Skeptics of high GDP growth in the V4 countries, of course, can point to their EU subsidies. Indeed, Slovakia received €11.3 billion in EU funds in the most recent seven-year budget cycle (2007–15) and is set to receive €13.8 billion in the current (2014–20) cycle. Czechia received €23.3 billion in the previous cycle and is budgeted for €21.6 billion in the new cycle; Hungry got €27.7 billion previously and is in line for €21.5 billion; and Poland got €61.6 billion before and is getting €76.9 billion now.
Yet there are serious flaws in this approach. Despite the fact that Germany is the largest net contributor of EU funds, its economy has benefited the most under the euro, gaining €1.9 trillion from 1999 and 2007, or about €23,000 per German. Berlin’s economy benefits from the EU’s eurozone in many ways, according to Bertelsmann Stiftung, a respected German think-tank. Without the euro, Germany’s GDP would be about 0.5 percentage points lower, taking it down to 1 percent in 2018 (see GDP figures above). By 2025, the benefits could amount to €170 billion more for Germany. The higher German GDP also accounts for about 0.5 percent less unemployment.
In fact, the GDP of almost every EU member is higher as a result of the integration of Europe’s economies, according to a study by the American Chamber of Commerce of the EU, and France and Germany enjoy an even higher percentage increase in annual GDP than do the V4 countries. According to the report, Germany gained a 1.55 percent increase in GDP per capita, and France gained 1.14 percent, while the gains for the V4 ranged from 0.79 percent for Czechia to 0.49 percent for Poland.
Even if EU subsidies account for some portion of the GDP in the V4 countries, the issue of dramatically lower rates of GDP growth in France or Germany hang over the issue and beg a question—is it smart for Paris and Berlin to “impoverish” themselves by allotting billions of euros to other countries while their own economies sputter?
AS A result of stronger economic growth and lower unemployment, Central European incomes were growing dramatically and gaining on incomes in France and Germany, both of whose national incomes have stagnated for decades. Starting out in poverty and isolation under communist rule in 1989–91, average national income in Slovakia rose from 50 percent of Europe’s average in 2000 to 75 percent by 2017—a 50 percent increase. Incomes rose in Hungary from 53 to 65 percent of Europe’s average, from 53-70 percent among Poles, and from 62–76 percent among Czechs.

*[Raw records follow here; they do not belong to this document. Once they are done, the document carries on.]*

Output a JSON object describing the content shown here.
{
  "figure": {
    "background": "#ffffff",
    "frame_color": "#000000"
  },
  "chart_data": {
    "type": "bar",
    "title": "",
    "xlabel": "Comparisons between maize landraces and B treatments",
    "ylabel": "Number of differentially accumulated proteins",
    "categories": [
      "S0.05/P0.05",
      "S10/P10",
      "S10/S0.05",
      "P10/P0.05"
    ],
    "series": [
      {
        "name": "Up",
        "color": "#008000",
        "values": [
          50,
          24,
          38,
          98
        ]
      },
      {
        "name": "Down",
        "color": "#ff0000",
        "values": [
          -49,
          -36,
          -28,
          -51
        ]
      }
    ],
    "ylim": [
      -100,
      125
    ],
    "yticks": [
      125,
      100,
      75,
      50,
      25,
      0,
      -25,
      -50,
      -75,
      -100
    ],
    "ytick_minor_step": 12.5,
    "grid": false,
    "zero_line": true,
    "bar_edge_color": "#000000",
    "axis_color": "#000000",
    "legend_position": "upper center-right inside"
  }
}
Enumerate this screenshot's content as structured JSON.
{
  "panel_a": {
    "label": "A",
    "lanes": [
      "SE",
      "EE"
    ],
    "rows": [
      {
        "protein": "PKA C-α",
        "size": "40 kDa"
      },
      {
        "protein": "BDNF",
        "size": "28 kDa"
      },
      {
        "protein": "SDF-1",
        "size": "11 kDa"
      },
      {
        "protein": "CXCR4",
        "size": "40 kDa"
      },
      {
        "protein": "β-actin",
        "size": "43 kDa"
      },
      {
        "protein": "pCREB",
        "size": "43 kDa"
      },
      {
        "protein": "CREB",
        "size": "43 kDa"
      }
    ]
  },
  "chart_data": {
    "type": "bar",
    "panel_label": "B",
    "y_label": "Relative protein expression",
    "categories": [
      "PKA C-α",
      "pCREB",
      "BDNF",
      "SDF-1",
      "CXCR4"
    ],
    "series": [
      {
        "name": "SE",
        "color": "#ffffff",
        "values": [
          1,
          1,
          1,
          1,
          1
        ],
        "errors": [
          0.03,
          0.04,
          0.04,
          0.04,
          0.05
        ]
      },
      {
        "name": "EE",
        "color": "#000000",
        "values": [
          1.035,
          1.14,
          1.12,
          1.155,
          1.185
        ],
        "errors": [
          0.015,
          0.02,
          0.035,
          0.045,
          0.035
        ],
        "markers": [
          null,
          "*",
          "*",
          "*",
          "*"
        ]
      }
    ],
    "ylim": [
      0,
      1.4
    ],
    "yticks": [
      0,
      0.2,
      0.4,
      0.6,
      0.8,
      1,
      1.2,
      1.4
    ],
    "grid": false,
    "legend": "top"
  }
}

France and Germany, meanwhile, have long been accustomed to stagnating—even declining—national incomes as far back as 1980. In France, national income was 117 percent of the European average in 1980 but fell to 110 percent by 2017. In Germany, income was 126 percent of the average in 1980 and 123 percent in 2017. At this rate, V4 national incomes will match the European average in two decades.